Yap
I went ice skating today. I only go around once a year, which means I basically forget any progress I make in not looking like a monkey when I try each time. Just as I started to remotely get the hang of it for the third time in my life, I went to take a look at all the sponsors of the rink putting ads around it. One that caught my eye was, of course, from AoPS, which is what is shown on the image:
“Does this problem make your brain FREEZE? Combine plus signs and eight 8’s to get 1,000.”
While the problem was really simple just by brute forcing and intuition that even a six or seven year old (hehe) could solve it. The ad was, after all, placed to a general audience, not a bunch of orz IMO quals.
However, out of my annoyingness, I sought to prove rigorously that the answer I got was the only possible one.

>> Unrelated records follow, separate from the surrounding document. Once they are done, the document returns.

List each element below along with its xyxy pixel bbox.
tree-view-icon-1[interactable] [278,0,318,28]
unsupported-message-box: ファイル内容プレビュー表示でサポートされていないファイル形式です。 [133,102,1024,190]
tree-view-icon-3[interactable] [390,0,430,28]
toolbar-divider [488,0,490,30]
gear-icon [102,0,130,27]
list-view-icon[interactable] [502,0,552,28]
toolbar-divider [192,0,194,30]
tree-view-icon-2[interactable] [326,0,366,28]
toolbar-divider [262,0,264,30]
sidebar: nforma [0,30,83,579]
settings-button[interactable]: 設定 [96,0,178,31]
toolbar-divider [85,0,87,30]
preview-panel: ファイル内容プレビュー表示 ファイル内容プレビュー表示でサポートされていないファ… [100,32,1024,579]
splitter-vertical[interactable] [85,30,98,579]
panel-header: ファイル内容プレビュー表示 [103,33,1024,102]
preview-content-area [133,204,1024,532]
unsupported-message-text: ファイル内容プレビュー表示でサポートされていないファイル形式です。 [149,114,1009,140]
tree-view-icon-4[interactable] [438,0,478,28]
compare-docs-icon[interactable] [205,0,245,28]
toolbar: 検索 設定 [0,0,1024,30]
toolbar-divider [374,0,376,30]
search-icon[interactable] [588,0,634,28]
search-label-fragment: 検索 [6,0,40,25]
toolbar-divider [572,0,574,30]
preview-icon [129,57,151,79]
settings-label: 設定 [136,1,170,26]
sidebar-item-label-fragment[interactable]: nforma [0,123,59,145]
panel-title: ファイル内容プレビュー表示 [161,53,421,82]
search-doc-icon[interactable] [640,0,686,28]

I did this in my head, closing any logic holes, while at the same time figuring out how to ice skate properly (at least I was getting better at moving continuously, but my center of mass was still all over the place, so I ended up looking like a monkey anyway, but at least I never fell in the entirety of the hour I was there). So, without further ado, here’s the solution:
Actual Solution
Assume there are \(n\) numbers being added up. \(1 \leq n \leq 8\), since there are at most eight numbers, which means there is one per digit, and at least one number, which is when all the digits are in one number.
Now, we consider the sum mod \(10\). Since all \(n\) numbers have a units digit of \(8\) as it’s the only possible digit, and they add up to \(1000\), we get \(8n \equiv 0 \pmod{10}\). What this means is that \(8n\) is a multiple of \(10\), so it must also be a multiple of \(5\), since \(10\) is a multiple of \(5\). Since \(8\) is not a multiple of \(5\), but \(8n\) is a multiple of \(5\), then \(n\) must be a multiple of \(5\). The only multiple of \(5\) between \(1\) and \(8\) is \(n = 5\). Therefore, we have five numbers being added up.
We know that the maximum possible number is \(888\), because \(8888\) is already greater than \(1000\). If there are \(2\) or more \(888\)’s being added up, then the sum is also over \(1000\).
We wish to prove that there are not zero \(888\)’s either. Assume by contradiction that there actually are zero \(888\)’s, so the maximum possible number is just \(88\). Now, the maximum possible sum is just \(4 \cdot 88\) which is far less than \(1000\) (this is the maximum because every \(88\) is the equivalent of adding eleven \(8\)’s). Also, to verify that in my head, instead of calculating, I just saw that \(4 \cdot 88 < 4 \cdot 100 = 400 < 1000\). Therefore, there must be exactly one \(888\) being added up.
We find the remaining four numbers must add up to \(112\). We can do a similar process to find the number of \(88\)’s that must be present. If there are no \(88\)’s, then the maximum sum is \(32\), not even close to \(112\). However, if there are two or more \(88\)’s, then the sum is already over \(112\). Therefore, there must be exactly one \(88\) present.
Since there is exactly one \(888\) and exactly one \(88\), and there aren’t any higher possible numbers, the remaining three \(8\)’s are used with one \(8\) per number, filling up the remaining three numbers needed.
Therefore, the final sum is \(\fbox{888 + 88 + 8 + 8 + 8 = 1000}\). There are also \(40\) different ways to rearrange that same equation and keep it true, because it’s \(2 \cdot \frac{5!}{3!}\) (the \(5!\) is to rearrange all the five numbers being added, the \(3!\) is because we don’t care the order the individual \(8\)’s are in because it’s all the same, and the \(2\) is to make the sum on the left hand side or the right hand side).